Chief among the ironical appearance of an astro-turfed, inner-city, hashtag movement of race baiters and ne’er-do-wells, screaming for racial justice in the nation’s Whitest state, was the police escort that was provided, at taxpayer expense, serving mostly to protect these social justice warriors from walking into traffic or tripping themselves up on Portland’s notoriously undulating, red brick sidewalks as they protested against police violence.

The modern phenomena of Facebook Live footage put the pathos of the protestors on full display. Where a typical evening news broadcast allows editors to distill the atmosphere down to the one-minute clip that most adheres to the mainstream media narrative, live streaming affords the viewer an unfiltered look into the sincere sadness that emanates from a group of white, haggard, variously overweight or anorexic, tattoo-laden femi-nazis chanting stock phrases from cue cards printed in union shops and paid for by the real-life Ernst Blofeld of SPECTRE.
Pathos is almost too dramatic a word to describe the scene. The vulgate pathetic will do. The last action I saw before I turned off my screen and turned instead to watch the few remaining lightning bugs seeking their own special attention needs over my backyard, was as the group approached the Portland Police Station, chanting, “Where’s the Chief?! Where’s the Chief?!” He was likely right there behind you, Sista Souljahs, protecting your snowflake existence from the harsher realities of inner-city life that make up your worse, imagined fears.
Maine has been referred to as the nation’s chimney, as weather patterns tend to eventually work their way across the continent, west to east, pushing the nation’s foul gasses to exit our scenic coast out over the ocean. So, I suppose, it was inevitable that this fabricated movement, based on the lies surrounding the Michael Brown incident in Ferguson, Missouri nearly two years ago, would eventually reach Maine. But seriously, if Churchill’s observation that a lie gets halfway around the world before the truth has a chance to get its pants on is true, can we, as a nation, at least get our pants on quicker than this?

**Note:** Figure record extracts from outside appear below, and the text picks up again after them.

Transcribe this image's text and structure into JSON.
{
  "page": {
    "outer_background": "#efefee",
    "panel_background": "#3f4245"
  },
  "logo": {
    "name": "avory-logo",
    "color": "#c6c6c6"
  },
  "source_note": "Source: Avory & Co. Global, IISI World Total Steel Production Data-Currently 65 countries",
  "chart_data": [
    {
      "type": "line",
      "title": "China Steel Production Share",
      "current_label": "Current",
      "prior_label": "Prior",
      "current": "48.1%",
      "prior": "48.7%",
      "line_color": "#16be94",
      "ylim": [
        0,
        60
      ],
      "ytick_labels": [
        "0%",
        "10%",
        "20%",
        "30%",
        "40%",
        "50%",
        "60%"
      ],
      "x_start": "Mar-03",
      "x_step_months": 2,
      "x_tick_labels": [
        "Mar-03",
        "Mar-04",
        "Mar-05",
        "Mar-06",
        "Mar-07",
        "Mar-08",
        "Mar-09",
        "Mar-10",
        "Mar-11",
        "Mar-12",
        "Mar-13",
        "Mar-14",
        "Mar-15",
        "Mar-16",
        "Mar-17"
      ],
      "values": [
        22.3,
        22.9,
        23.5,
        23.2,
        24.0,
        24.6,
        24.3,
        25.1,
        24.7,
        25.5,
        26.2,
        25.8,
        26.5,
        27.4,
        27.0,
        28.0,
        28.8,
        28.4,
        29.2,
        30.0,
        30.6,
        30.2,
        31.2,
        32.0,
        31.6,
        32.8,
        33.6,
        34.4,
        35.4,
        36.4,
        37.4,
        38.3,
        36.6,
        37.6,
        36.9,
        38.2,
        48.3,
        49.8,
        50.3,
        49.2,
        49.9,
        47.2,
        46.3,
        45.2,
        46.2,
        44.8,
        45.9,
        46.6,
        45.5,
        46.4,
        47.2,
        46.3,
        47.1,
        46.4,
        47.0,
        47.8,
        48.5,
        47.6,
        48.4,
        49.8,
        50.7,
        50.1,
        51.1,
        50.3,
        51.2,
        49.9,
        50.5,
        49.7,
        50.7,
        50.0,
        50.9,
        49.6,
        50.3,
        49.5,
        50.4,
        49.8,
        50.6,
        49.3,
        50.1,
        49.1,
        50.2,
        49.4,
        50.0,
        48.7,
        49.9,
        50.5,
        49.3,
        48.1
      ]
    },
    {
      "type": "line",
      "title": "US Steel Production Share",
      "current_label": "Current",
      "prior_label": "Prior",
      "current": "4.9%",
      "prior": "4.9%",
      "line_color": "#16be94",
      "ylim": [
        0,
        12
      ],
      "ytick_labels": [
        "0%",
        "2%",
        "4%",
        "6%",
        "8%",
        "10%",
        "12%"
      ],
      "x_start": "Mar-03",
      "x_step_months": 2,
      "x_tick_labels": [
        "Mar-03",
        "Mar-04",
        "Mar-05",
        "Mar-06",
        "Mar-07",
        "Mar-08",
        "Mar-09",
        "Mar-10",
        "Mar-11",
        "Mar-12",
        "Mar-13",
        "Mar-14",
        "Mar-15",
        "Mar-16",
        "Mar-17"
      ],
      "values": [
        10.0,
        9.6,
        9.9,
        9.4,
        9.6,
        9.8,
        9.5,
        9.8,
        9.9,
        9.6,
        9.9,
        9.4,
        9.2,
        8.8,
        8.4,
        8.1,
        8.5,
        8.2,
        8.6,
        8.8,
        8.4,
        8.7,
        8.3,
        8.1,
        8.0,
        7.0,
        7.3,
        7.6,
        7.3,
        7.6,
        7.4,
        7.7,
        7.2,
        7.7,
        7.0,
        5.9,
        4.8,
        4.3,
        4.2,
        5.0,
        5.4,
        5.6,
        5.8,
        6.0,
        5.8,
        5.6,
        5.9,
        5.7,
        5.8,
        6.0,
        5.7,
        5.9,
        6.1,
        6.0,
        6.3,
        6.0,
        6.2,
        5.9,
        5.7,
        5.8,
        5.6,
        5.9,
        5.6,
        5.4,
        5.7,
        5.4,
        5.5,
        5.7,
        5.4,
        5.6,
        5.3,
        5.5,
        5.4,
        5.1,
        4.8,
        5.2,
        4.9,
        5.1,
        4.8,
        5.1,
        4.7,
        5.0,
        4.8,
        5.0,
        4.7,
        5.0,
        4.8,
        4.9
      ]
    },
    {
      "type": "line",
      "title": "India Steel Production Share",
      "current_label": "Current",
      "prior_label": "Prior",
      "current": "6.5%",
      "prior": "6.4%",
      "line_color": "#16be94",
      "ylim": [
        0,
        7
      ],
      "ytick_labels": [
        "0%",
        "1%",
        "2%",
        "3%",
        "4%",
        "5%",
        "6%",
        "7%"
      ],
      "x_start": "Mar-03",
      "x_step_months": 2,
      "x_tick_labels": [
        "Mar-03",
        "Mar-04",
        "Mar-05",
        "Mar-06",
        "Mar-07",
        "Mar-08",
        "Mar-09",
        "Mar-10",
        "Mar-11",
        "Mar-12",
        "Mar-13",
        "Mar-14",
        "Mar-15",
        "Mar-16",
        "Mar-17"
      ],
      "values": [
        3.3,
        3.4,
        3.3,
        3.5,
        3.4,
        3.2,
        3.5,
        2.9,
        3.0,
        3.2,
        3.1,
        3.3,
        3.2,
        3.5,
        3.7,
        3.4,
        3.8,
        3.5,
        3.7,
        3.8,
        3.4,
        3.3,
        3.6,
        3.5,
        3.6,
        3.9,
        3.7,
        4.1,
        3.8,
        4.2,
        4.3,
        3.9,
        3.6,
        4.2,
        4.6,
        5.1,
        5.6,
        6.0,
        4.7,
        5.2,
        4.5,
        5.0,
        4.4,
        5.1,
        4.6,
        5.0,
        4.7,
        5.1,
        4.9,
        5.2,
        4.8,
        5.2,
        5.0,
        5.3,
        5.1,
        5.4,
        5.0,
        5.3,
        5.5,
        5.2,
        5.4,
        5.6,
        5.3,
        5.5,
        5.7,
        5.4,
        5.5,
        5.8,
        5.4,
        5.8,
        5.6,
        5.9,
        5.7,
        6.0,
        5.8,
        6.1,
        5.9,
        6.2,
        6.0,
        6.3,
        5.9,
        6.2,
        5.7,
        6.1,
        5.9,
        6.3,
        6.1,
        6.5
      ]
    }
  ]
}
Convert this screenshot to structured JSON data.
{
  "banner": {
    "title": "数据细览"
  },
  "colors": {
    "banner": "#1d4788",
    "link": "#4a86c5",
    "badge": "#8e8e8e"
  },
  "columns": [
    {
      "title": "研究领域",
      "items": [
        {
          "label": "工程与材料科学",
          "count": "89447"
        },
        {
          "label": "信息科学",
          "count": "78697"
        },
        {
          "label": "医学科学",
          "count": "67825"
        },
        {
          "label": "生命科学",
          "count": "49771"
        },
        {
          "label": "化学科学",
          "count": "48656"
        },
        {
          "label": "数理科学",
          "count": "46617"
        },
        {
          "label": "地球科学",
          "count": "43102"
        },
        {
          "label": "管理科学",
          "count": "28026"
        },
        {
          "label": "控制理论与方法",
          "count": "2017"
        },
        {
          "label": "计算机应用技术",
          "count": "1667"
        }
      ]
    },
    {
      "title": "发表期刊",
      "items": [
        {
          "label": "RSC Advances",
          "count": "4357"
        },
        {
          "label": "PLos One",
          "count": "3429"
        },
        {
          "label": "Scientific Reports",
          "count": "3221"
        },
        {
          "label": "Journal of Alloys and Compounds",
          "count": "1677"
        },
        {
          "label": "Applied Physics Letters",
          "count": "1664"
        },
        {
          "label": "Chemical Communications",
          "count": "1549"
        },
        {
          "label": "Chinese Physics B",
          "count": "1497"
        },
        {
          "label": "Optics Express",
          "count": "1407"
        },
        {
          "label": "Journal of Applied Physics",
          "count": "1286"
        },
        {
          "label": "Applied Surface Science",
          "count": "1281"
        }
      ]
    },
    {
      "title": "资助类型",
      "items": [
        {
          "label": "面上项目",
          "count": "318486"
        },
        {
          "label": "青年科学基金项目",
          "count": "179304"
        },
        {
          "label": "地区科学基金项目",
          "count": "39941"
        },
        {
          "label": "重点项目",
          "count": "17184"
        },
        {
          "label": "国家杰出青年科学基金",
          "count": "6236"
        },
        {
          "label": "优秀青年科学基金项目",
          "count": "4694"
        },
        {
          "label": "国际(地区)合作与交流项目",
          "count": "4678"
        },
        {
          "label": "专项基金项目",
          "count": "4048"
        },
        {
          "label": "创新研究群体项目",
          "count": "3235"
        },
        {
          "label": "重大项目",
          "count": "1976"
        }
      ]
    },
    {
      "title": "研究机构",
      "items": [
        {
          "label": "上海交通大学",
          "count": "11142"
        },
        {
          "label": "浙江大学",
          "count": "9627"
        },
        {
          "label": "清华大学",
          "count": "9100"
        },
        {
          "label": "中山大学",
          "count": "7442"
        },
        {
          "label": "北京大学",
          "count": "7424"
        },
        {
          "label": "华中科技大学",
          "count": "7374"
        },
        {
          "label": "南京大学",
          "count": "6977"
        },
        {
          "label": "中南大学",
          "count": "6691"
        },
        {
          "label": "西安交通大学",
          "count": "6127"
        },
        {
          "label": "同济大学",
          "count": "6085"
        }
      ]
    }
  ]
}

But, there is hope! WCSH-6 News in Portland did manage to locate one of the only actual Black people in attendance. A former New York City resident who moved to Maine to improve his quality of life, Oni Hall was watching the speck of a spectacle from the sidewalk. Mr. Hall thoughtfully observed that this seems much ado about nothing to him, suggesting that, “All this is doing is dividing people… It’s definitely not as bad as you think… Black-on-Black, you know, Black people kill Black people a lot more than police kill Black people, and nobody’s writing about that stuff.”
Well done,Sir,well done.
Even though I live in a small town South of the Mason-Dixon line in Missouri and am therefore “from away”, I traveled to Waterville Maine many many times on business. Reading the tenor of this missive, with which I am in agreement, brought back fond memories of the people I had met in Maine.